If you are a long-time Thor comic book reader, you know Thor's hammer used to be really, really heavy. That means Thor used to be really, really strong. 

Somewhere along the way Big Hulk lobbyists decided that the green guy should be the strongest character in Marvel comics,so writers gave him both virtually unlimited strength and decided that Thor's hammer, the creatively-named Mjolnir (doesn't it just sound like Norse should sound?) was magic, and that is why only he could lift it.  He wasn't the strongest guy around any more, which left it with being supernatural, kind of a cop-out even to me as a kid.

Science 2.0 fave Dr. Neil Tyson recently tried to bring back the 'Thor is really strong' concept by stating "If Thor's hammer is made of neutron-star matter, implied by legend, then it weighs as much as a herd of 300-billion elephants" which means only someone really strong could lift it. Of course, it also means it would be changing Earth's gravitational field just sitting there but the really strong Thor part is what is worth thinking about.  Finally, in 2013, can we get out of the supernatural hammer business and back into the reality-based community?

He cited a neutron star state of matter and that is what remains of a dead star after a supernova is done killing Romulus or whatever all supernovae have been blamed for.  It's incredibly dense, because its protons and electrons have been crushed together by unreal levels of gravity and those proton-electron pairs have become neutrons(1). After that happens, we're left with a dead object the size of Chicago that still has more mass than our Sun - for comparison, if I wanted to lift neutron star material equivalent to the sugar I just put in my coffee, my spoon would have to be able to lift a 100 million tons - basically, I have to be strong enough to lift a mountain.

So Tyson was right, Thor's hammer was once heavy - so heavy it took an atomic-powered machine to lift it - it still leaves something of a materials mystery. 

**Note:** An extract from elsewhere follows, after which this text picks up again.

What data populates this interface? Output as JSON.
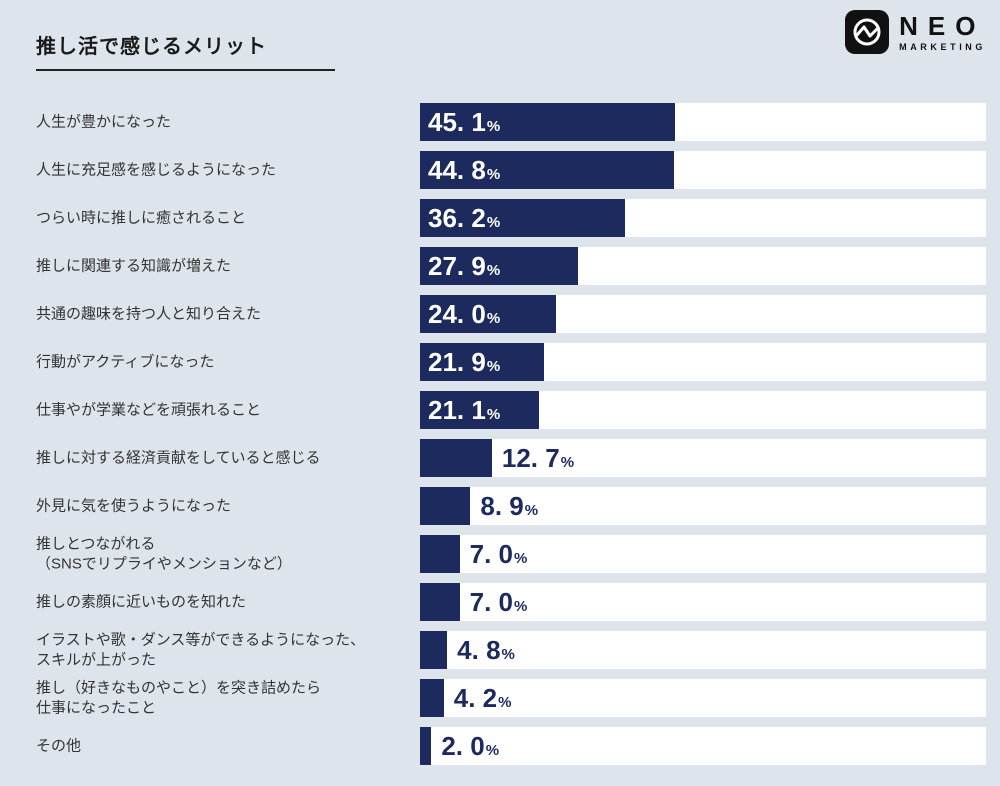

There's not a lot of science in Thor, it is comic book lore and that has changed over time, including eventually making the hammer of Thor so magical a guy in issue #302 lifted it using his brain.  Bonus: he was a math nerd and his brain was able to make geometry real.



But in simpler Thor days, it was really heavy (yet still outside gravitational and inertial mass) (2), though by 1991, as Matt Shipman from NC State notes, a Marvel trading card locked down its measurements and stated that Mjolnir weighed precisely 42.3 pounds. 



Uru, like mjolnir, is entirely fictional. Neil can be forgiven for not remembering that it was forged in the heart of a dying star, not from one - he was off getting a PhD when I was reading all those comic books - but 23 inches, as Shipman notes, brings up a different issue, and that may be a clue that Tyson knew a lot more than he  was letting on. What must this Uru metal be, to have enough of a wallop to deck Iron Man yet be in such a small form factor?  For one hypothesis, you have to go read his article.

If it is not a hypothetical metal, we have one final possibility: Since we can all lift 42 lbs. it may be that Dr. Tyson knows something that we do not know about the true nature of mjolnir.  Has he solved a special quantum state for that mallet wherein since Dr. Don Blake was worthy, it was only 42 lbs., or even as light as a cane, but for regular people it is 2.4 trillion tons yet still outside the rules of gravitational and inertial mass? 

Probably. He's a pretty smart guy.

H/T Glendon Mellow

(1) Read more on the neutron star state

(2) What else is from a much simpler time?  Travel. Thor passed through our year 2013 way back in 1962, when he battled Zarrko the Tomorrow Man, who went back to the '60s to steal a 'cobalt bomb' because in the future no one had weapons and so he was easily able to make himself the ruler of the world.  





Thus, if we let social authoritarians ban guns we run the risk of a time traveler from the future going to the past and stealing a powerful bomb and using it to lord it over us.  Ban our sodas and styrofoams Big Brother, but not our 200-round magazines!